Why, What and How of — Backends For Frontends (BFF)
Overview of Backends For Frontends (BFF)
Before we begin Let’s clear some basic understanding about Microservices,
What is microservices?
The microservice architectural style is an approach to developing a single application as a suite of small services, each running in its own process and communicating with lightweight mechanisms, often an HTTP resource API.
These services are built around business capabilities and independently deployable by fully automated deployment machinery. There is a bare minimum of centralized management of these services, which may be written in different programming languages and use different data storage technologies.
Principles of microservice architecture:
- Scalability
- Availability
- Resiliency
- Independent, autonomous
- Decentralized governance
- Failure isolation
- Auto-Provisioning
- Continuous delivery through DevOps
Backend For Frontend (BFF) ?
The BFF is tightly coupled to a specific user experience, and will typically be maintained by the same team as the user interface, thereby making it easier to define and adapt the API as the UI requires, while also simplifying process of lining up release of both the client and server components. — Sam Newman
Why we need BFF & What problems we are solving?
Context:
Imagine we are building an online store that uses the Microservice architecture and that we are implementing the product page.

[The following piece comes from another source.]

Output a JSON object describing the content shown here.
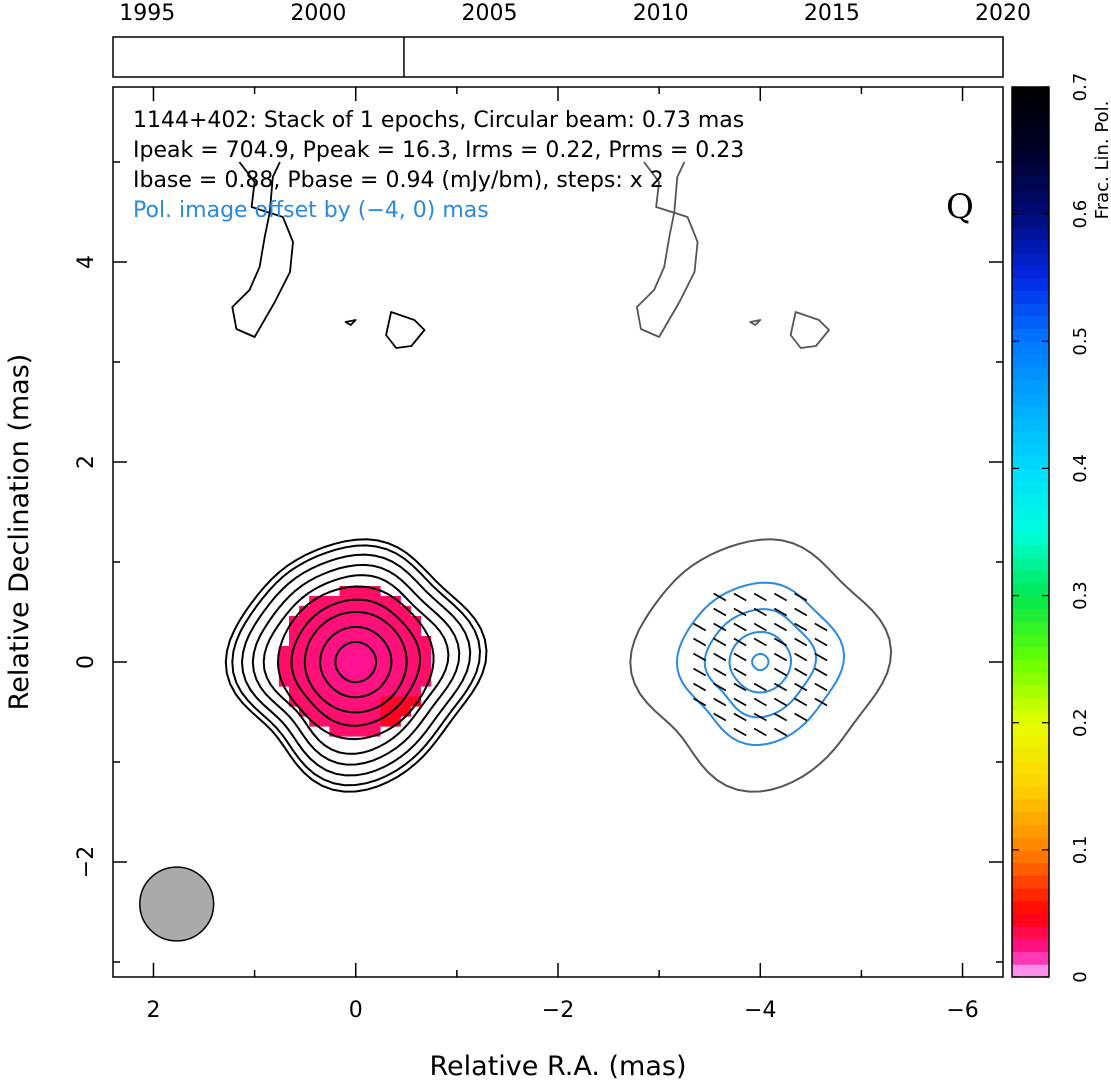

We need to develop multiple versions of the product details user interface:
- Web
- Mobile
- Tablet
- 3rd Party Integration API
Since our online store uses Microservices architecture, Our user interfaces are calling multiple services for the information.
Situation:
- The granularity of APIs provided by microservices is often different than what a user interface needs.

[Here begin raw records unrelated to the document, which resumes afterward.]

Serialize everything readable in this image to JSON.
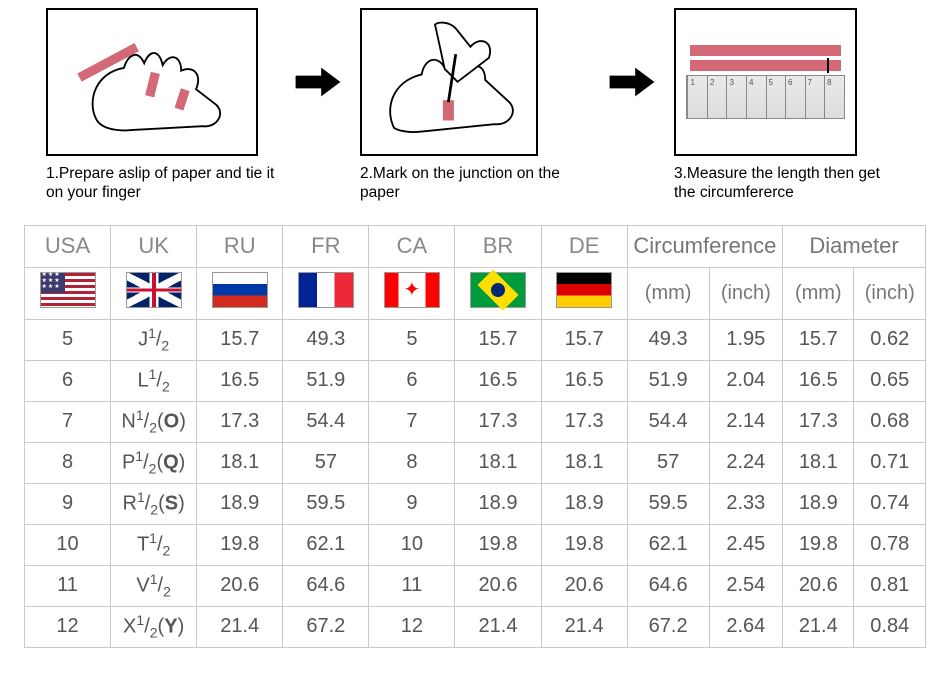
{
  "steps": [
    {
      "caption": "1.Prepare aslip of paper and tie it on your finger"
    },
    {
      "caption": "2.Mark on the junction on the paper"
    },
    {
      "caption": "3.Measure the length then get the circumfererce"
    }
  ],
  "colors": {
    "paper_strip": "#d36876",
    "border": "#c9c9c9",
    "header_text": "#888",
    "cell_text": "#555"
  },
  "table": {
    "country_headers": [
      "USA",
      "UK",
      "RU",
      "FR",
      "CA",
      "BR",
      "DE"
    ],
    "group_headers": [
      "Circumference",
      "Diameter"
    ],
    "sub_headers": [
      "(mm)",
      "(inch)",
      "(mm)",
      "(inch)"
    ],
    "flags": [
      "usa",
      "uk",
      "ru",
      "fr",
      "ca",
      "br",
      "de"
    ],
    "rows": [
      {
        "usa": "5",
        "uk": "J¹/₂",
        "ru": "15.7",
        "fr": "49.3",
        "ca": "5",
        "br": "15.7",
        "de": "15.7",
        "circ_mm": "49.3",
        "circ_in": "1.95",
        "dia_mm": "15.7",
        "dia_in": "0.62"
      },
      {
        "usa": "6",
        "uk": "L¹/₂",
        "ru": "16.5",
        "fr": "51.9",
        "ca": "6",
        "br": "16.5",
        "de": "16.5",
        "circ_mm": "51.9",
        "circ_in": "2.04",
        "dia_mm": "16.5",
        "dia_in": "0.65"
      },
      {
        "usa": "7",
        "uk": "N¹/₂(O)",
        "ru": "17.3",
        "fr": "54.4",
        "ca": "7",
        "br": "17.3",
        "de": "17.3",
        "circ_mm": "54.4",
        "circ_in": "2.14",
        "dia_mm": "17.3",
        "dia_in": "0.68"
      },
      {
        "usa": "8",
        "uk": "P¹/₂(Q)",
        "ru": "18.1",
        "fr": "57",
        "ca": "8",
        "br": "18.1",
        "de": "18.1",
        "circ_mm": "57",
        "circ_in": "2.24",
        "dia_mm": "18.1",
        "dia_in": "0.71"
      },
      {
        "usa": "9",
        "uk": "R¹/₂(S)",
        "ru": "18.9",
        "fr": "59.5",
        "ca": "9",
        "br": "18.9",
        "de": "18.9",
        "circ_mm": "59.5",
        "circ_in": "2.33",
        "dia_mm": "18.9",
        "dia_in": "0.74"
      },
      {
        "usa": "10",
        "uk": "T¹/₂",
        "ru": "19.8",
        "fr": "62.1",
        "ca": "10",
        "br": "19.8",
        "de": "19.8",
        "circ_mm": "62.1",
        "circ_in": "2.45",
        "dia_mm": "19.8",
        "dia_in": "0.78"
      },
      {
        "usa": "11",
        "uk": "V¹/₂",
        "ru": "20.6",
        "fr": "64.6",
        "ca": "11",
        "br": "20.6",
        "de": "20.6",
        "circ_mm": "64.6",
        "circ_in": "2.54",
        "dia_mm": "20.6",
        "dia_in": "0.81"
      },
      {
        "usa": "12",
        "uk": "X¹/₂(Y)",
        "ru": "21.4",
        "fr": "67.2",
        "ca": "12",
        "br": "21.4",
        "de": "21.4",
        "circ_mm": "67.2",
        "circ_in": "2.64",
        "dia_mm": "21.4",
        "dia_in": "0.84"
      }
    ]
  }
}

- Different user interface need different data. For example, the web browser version of a product details page is typically more elaborate then the mobile version.
- Network performance is different for different types of user interface.

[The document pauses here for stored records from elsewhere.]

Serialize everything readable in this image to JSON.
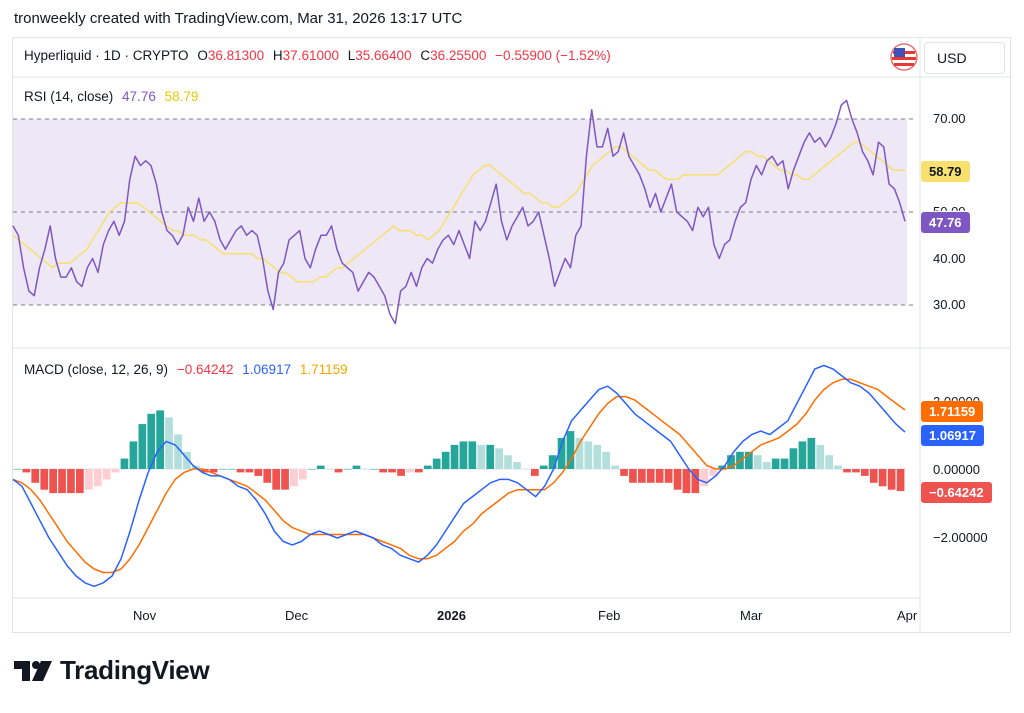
{
  "header": {
    "title": "tronweekly created with TradingView.com, Mar 31, 2026 13:17 UTC"
  },
  "symbol": {
    "name": "Hyperliquid · 1D · CRYPTO",
    "open_label": "O",
    "open": "36.81300",
    "high_label": "H",
    "high": "37.61000",
    "low_label": "L",
    "low": "35.66400",
    "close_label": "C",
    "close": "36.25500",
    "change": "−0.55900 (−1.52%)"
  },
  "currency": "USD",
  "rsi": {
    "label": "RSI (14, close)",
    "value": "47.76",
    "ma_value": "58.79",
    "ticks": [
      "70.00",
      "40.00",
      "30.00"
    ],
    "tick_50_partial": "50.00",
    "colors": {
      "rsi": "#7e57c2",
      "ma": "#f7e06d",
      "band": "#ede7f6"
    }
  },
  "macd": {
    "label": "MACD (close, 12, 26, 9)",
    "hist_value": "−0.64242",
    "macd_value": "1.06917",
    "signal_value": "1.71159",
    "ticks": [
      "2.00000",
      "0.00000",
      "−2.00000"
    ],
    "colors": {
      "macd": "#2962ff",
      "signal": "#ff6d00",
      "hist_pos": "#26a69a",
      "hist_pos_light": "#b2dfdb",
      "hist_neg": "#ef5350",
      "hist_neg_light": "#ffcdd2"
    }
  },
  "x_axis": {
    "labels": [
      "Nov",
      "Dec",
      "2026",
      "Feb",
      "Mar",
      "Apr"
    ]
  },
  "brand": {
    "name": "TradingView"
  },
  "chart_data": [
    {
      "type": "line",
      "title": "RSI (14, close)",
      "ylim": [
        25,
        80
      ],
      "reference_lines": [
        30,
        50,
        70
      ],
      "series": [
        {
          "name": "RSI",
          "values": [
            47,
            45,
            38,
            33,
            32,
            38,
            42,
            47,
            40,
            36,
            36,
            38,
            35,
            34,
            38,
            40,
            37,
            43,
            46,
            48,
            45,
            48,
            57,
            62,
            60,
            61,
            60,
            56,
            50,
            46,
            45,
            43,
            45,
            51,
            48,
            53,
            48,
            50,
            48,
            44,
            42,
            44,
            46,
            47,
            45,
            46,
            45,
            40,
            33,
            29,
            37,
            39,
            44,
            45,
            46,
            40,
            38,
            42,
            45,
            45,
            47,
            42,
            39,
            38,
            37,
            33,
            35,
            37,
            36,
            34,
            32,
            28,
            26,
            33,
            34,
            37,
            34,
            38,
            40,
            39,
            42,
            44,
            45,
            43,
            46,
            43,
            40,
            48,
            46,
            48,
            52,
            56,
            48,
            44,
            47,
            49,
            51,
            47,
            48,
            50,
            45,
            40,
            34,
            37,
            40,
            38,
            45,
            47,
            62,
            72,
            64,
            64,
            68,
            62,
            63,
            67,
            62,
            60,
            58,
            55,
            51,
            54,
            50,
            53,
            56,
            50,
            49,
            48,
            46,
            51,
            49,
            51,
            43,
            40,
            43,
            44,
            48,
            51,
            52,
            57,
            60,
            58,
            61,
            62,
            60,
            61,
            55,
            59,
            62,
            65,
            67,
            65,
            66,
            64,
            66,
            69,
            73,
            74,
            70,
            67,
            63,
            61,
            58,
            65,
            64,
            56,
            55,
            52,
            48
          ],
          "value_label": "47.76"
        },
        {
          "name": "RSI-based MA",
          "values": [
            45,
            44,
            43,
            42,
            41,
            40,
            39,
            38,
            39,
            39,
            39,
            40,
            41,
            42,
            44,
            46,
            48,
            50,
            51,
            52,
            52,
            52,
            52,
            51,
            50,
            49,
            48,
            47,
            46,
            46,
            45,
            45,
            45,
            44,
            44,
            43,
            42,
            41,
            41,
            41,
            41,
            41,
            41,
            40,
            40,
            39,
            38,
            37,
            37,
            36,
            35,
            35,
            35,
            35,
            36,
            36,
            37,
            38,
            38,
            39,
            40,
            41,
            42,
            43,
            44,
            45,
            46,
            47,
            46,
            46,
            46,
            45,
            45,
            44,
            45,
            46,
            48,
            50,
            52,
            54,
            56,
            58,
            59,
            60,
            60,
            59,
            58,
            57,
            56,
            55,
            54,
            54,
            53,
            52,
            52,
            51,
            51,
            52,
            53,
            54,
            56,
            58,
            60,
            61,
            62,
            63,
            64,
            64,
            63,
            62,
            61,
            60,
            59,
            59,
            58,
            57,
            57,
            57,
            58,
            58,
            58,
            58,
            58,
            58,
            58,
            59,
            60,
            61,
            62,
            63,
            63,
            62,
            62,
            61,
            60,
            59,
            59,
            58,
            58,
            57,
            57,
            58,
            59,
            60,
            61,
            62,
            63,
            64,
            65,
            65,
            64,
            63,
            62,
            61,
            60,
            59,
            59,
            59
          ],
          "value_label": "58.79"
        }
      ]
    },
    {
      "type": "line",
      "title": "MACD (close, 12, 26, 9)",
      "ylim": [
        -4,
        3
      ],
      "series": [
        {
          "name": "MACD",
          "values": [
            -0.3,
            -0.5,
            -1.0,
            -1.5,
            -2.0,
            -2.4,
            -2.8,
            -3.1,
            -3.3,
            -3.4,
            -3.3,
            -3.1,
            -2.6,
            -1.8,
            -0.9,
            -0.1,
            0.5,
            0.8,
            0.7,
            0.4,
            0.1,
            -0.1,
            -0.2,
            -0.2,
            -0.3,
            -0.5,
            -0.6,
            -0.9,
            -1.3,
            -1.8,
            -2.1,
            -2.2,
            -2.1,
            -1.9,
            -1.8,
            -1.9,
            -2.0,
            -1.9,
            -1.8,
            -1.9,
            -2.0,
            -2.2,
            -2.3,
            -2.5,
            -2.6,
            -2.7,
            -2.5,
            -2.2,
            -1.8,
            -1.4,
            -1.0,
            -0.8,
            -0.6,
            -0.4,
            -0.3,
            -0.3,
            -0.4,
            -0.6,
            -0.8,
            -0.5,
            0.0,
            0.8,
            1.4,
            1.7,
            2.0,
            2.3,
            2.4,
            2.2,
            1.9,
            1.6,
            1.4,
            1.2,
            1.0,
            0.8,
            0.4,
            0.0,
            -0.3,
            -0.4,
            -0.2,
            0.1,
            0.5,
            0.8,
            1.0,
            1.1,
            1.0,
            1.2,
            1.4,
            1.9,
            2.4,
            2.9,
            3.0,
            2.9,
            2.7,
            2.5,
            2.4,
            2.2,
            1.9,
            1.6,
            1.3,
            1.07
          ],
          "value_label": "1.06917"
        },
        {
          "name": "Signal",
          "values": [
            -0.3,
            -0.4,
            -0.6,
            -0.9,
            -1.3,
            -1.7,
            -2.1,
            -2.4,
            -2.7,
            -2.9,
            -3.0,
            -3.0,
            -2.9,
            -2.6,
            -2.2,
            -1.7,
            -1.2,
            -0.7,
            -0.3,
            -0.1,
            0.0,
            0.0,
            -0.1,
            -0.2,
            -0.3,
            -0.4,
            -0.5,
            -0.7,
            -0.9,
            -1.2,
            -1.5,
            -1.7,
            -1.8,
            -1.9,
            -1.9,
            -1.9,
            -1.9,
            -1.9,
            -1.9,
            -1.9,
            -2.0,
            -2.1,
            -2.2,
            -2.3,
            -2.5,
            -2.6,
            -2.6,
            -2.5,
            -2.3,
            -2.1,
            -1.8,
            -1.6,
            -1.3,
            -1.1,
            -0.9,
            -0.7,
            -0.6,
            -0.6,
            -0.6,
            -0.6,
            -0.4,
            -0.1,
            0.3,
            0.8,
            1.2,
            1.6,
            1.9,
            2.1,
            2.1,
            2.0,
            1.8,
            1.6,
            1.4,
            1.2,
            1.0,
            0.7,
            0.4,
            0.1,
            0.0,
            0.0,
            0.1,
            0.3,
            0.5,
            0.7,
            0.8,
            0.9,
            1.1,
            1.3,
            1.6,
            2.0,
            2.3,
            2.5,
            2.6,
            2.6,
            2.5,
            2.4,
            2.3,
            2.1,
            1.9,
            1.71
          ],
          "value_label": "1.71159"
        },
        {
          "name": "Histogram",
          "values": [
            0.0,
            -0.1,
            -0.4,
            -0.6,
            -0.7,
            -0.7,
            -0.7,
            -0.7,
            -0.6,
            -0.5,
            -0.3,
            -0.1,
            0.3,
            0.8,
            1.3,
            1.6,
            1.7,
            1.5,
            1.0,
            0.5,
            0.1,
            -0.1,
            -0.1,
            0.0,
            0.0,
            -0.1,
            -0.1,
            -0.2,
            -0.4,
            -0.6,
            -0.6,
            -0.5,
            -0.3,
            0.0,
            0.1,
            0.0,
            -0.1,
            0.0,
            0.1,
            0.0,
            0.0,
            -0.1,
            -0.1,
            -0.2,
            -0.1,
            -0.1,
            0.1,
            0.3,
            0.5,
            0.7,
            0.8,
            0.8,
            0.7,
            0.7,
            0.6,
            0.4,
            0.2,
            0.0,
            -0.2,
            0.1,
            0.4,
            0.9,
            1.1,
            0.9,
            0.8,
            0.7,
            0.5,
            0.1,
            -0.2,
            -0.4,
            -0.4,
            -0.4,
            -0.4,
            -0.4,
            -0.6,
            -0.7,
            -0.7,
            -0.5,
            -0.2,
            0.1,
            0.4,
            0.5,
            0.5,
            0.4,
            0.2,
            0.3,
            0.3,
            0.6,
            0.8,
            0.9,
            0.7,
            0.4,
            0.1,
            -0.1,
            -0.1,
            -0.2,
            -0.4,
            -0.5,
            -0.6,
            -0.64
          ],
          "value_label": "−0.64242"
        }
      ]
    }
  ]
}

- Partitioning into services can change over time and should be hidden from user interfaces.
- Services might use a diverse set of protocols.
Solution:
A BFF is created as an interface between each API consumer and a shared API or data resource. The BFF implements API logic that is specific to that particular application. It’s essentially a translation layer that ensures data is transformed specifically to suit the needs of that particular client. Clients might be using multiple APIs, in which case, the BFF can also act as an API gateway that is defined just for a single application. It will perform the task of aggregating and combining all the data from a set of APIs into a common format that is convenient for the client.
What are the benefits of this? Firstly, it’s easier to adopt the API as UI requirements change. As a frontend developer, now instead of having to wait for the API team to create a particular endpoint for you or integrate a new field, or a new set of data, you now have the power to just go ahead and make those changes yourself. It also simplifies the process of lining up server and client releases. Now that one team manages both the UI and the API, there’s no longer coordination that has to happen between a frontend and a backend team. Thirdly, because it’s focused, the BFF API will be smaller than the shared single purpose API. It’ll probably be easier to understand and navigate and will probably have smaller payloads if it’s a REST API. Finally, you’re able to aggregate multiple calls to downstream APIs into a single call to the BFF, which is a lot simpler and often more performant.
- An API Gateway/BFF is the single point of entry for any microservice call.
- It can work as a proxy service to route a request to the concerned microservice, abstracting the producer details.
- It can fan out a request to multiple services and aggregate the results to send back to the consumer.
- One-size-fits-all APIs cannot solve all the consumer’s requirements; this solution can create a fine-grained API for each specific type of client.
- It can also convert the protocol request (e.g. AMQP) to another protocol (e.g. HTTP) and vice versa so that the producer and consumer can handle it.
- It can also offload the authentication/authorization responsibility of the microservice.
One or More BFF?
so how many BFF(s) should you go for? The BFF pattern recommends building one API per client. That means that each frontend essentially has its own custom API, which is built and maintained by the same team as the frontend.
Conclusion:
BFF offers a good way to enable teams building different client-facing apps to be in charge of their own destiny. This autonomy is crucial to iterate quickly on the client apps and deliver good experience/features fast. By supporting change, BFF supports evolutionary design and moves the whole system into a better, less-coupled state and then a big single purpose API.